Mamy także sławnych cudzoziemców. Gyorgy Grozer to syn wielokrotnego reprezentanta Węgier i Niemiec, jednego z najlepszych siatkarzy świata na początku lat 90-tych. Tine Urnaut to z kolei syn byłego reprezentanta Jugosławii. Do niedawna grał w Jastrzębiu także Marek Novotny – syn wicemistrza Europy z Czechosłowacji. Od lat kuszony ofertami z polskich klubów jest też Michał Łasko – mistrz Europy w barwach Włoch, syn naszego mistrza olimpijskiego Lecha, wieloletniego partnera boiskowego w Gwardii i reprezentacji Macieja Jarosza.

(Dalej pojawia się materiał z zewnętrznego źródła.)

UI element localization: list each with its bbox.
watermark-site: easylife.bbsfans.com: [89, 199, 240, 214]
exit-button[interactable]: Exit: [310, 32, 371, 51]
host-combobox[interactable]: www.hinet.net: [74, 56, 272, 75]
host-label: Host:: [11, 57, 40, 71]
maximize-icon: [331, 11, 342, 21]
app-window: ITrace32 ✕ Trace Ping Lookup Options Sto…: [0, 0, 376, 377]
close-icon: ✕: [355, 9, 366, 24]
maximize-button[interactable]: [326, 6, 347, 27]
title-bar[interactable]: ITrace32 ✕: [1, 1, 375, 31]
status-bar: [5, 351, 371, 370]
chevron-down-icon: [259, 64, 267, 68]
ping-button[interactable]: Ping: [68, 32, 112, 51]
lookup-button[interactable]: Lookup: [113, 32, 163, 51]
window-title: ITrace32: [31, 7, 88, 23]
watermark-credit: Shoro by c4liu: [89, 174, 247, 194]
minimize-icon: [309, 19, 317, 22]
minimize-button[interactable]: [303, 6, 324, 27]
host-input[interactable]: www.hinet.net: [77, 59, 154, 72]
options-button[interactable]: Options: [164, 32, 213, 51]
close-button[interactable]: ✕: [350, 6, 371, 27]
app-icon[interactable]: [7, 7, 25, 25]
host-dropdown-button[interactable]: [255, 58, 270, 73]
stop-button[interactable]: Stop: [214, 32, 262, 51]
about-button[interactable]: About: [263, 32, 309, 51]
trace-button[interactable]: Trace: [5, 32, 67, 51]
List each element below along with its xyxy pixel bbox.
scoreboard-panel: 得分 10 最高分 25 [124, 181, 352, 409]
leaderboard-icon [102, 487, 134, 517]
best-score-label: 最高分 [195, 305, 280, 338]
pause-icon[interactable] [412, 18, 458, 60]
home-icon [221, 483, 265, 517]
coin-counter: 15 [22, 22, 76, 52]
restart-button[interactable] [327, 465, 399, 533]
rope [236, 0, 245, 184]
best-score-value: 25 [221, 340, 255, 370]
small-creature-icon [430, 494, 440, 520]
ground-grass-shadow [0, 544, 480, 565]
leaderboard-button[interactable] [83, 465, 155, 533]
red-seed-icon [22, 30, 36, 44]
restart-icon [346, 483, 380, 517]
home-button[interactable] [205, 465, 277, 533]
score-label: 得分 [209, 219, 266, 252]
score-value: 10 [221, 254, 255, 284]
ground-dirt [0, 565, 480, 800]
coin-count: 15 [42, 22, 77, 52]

Przypadek rodziny Jaroszów jest jednak wyjątkowy. Zbigniew Jarosz może być dumny nie tylko z syna Macieja – trzykrotnego wicemistrza Europy i najlepszego siatkarza rozgrywek ligowych w 1980 r., ale także z wnuka Jakuba – obecnego gracza kędzierzyńskiej ZAKSY i aktualnego mistrza Europy z 2009 r. Ta historia mogła mieć zresztą jeszcze szerszy „zasięg”, gdyż w reprezentacji Polski juniorów przed laty grał też starszy syn Macieja Jarosza – Marcin. „To był równie wielki talent jak brat, ale kontuzja kolana nie dała mu rozwinąć skrzydeł” – mówił o nim Zbigniew Jarosz. Marcin gra obecnie w I ligowej Avii Świdnik.
Trzy pokolenia reprezentantów Polski to przypadek zaiste wyjątkowy i warto o tym napisać. W kraju rosną jednak kolejni potencjalni kadrowicze, którzy mają sławnych rodziców. Ciekawe czy ktokolwiek zdoła „poprawić” ten szczególny rekord rodziny Jaroszów.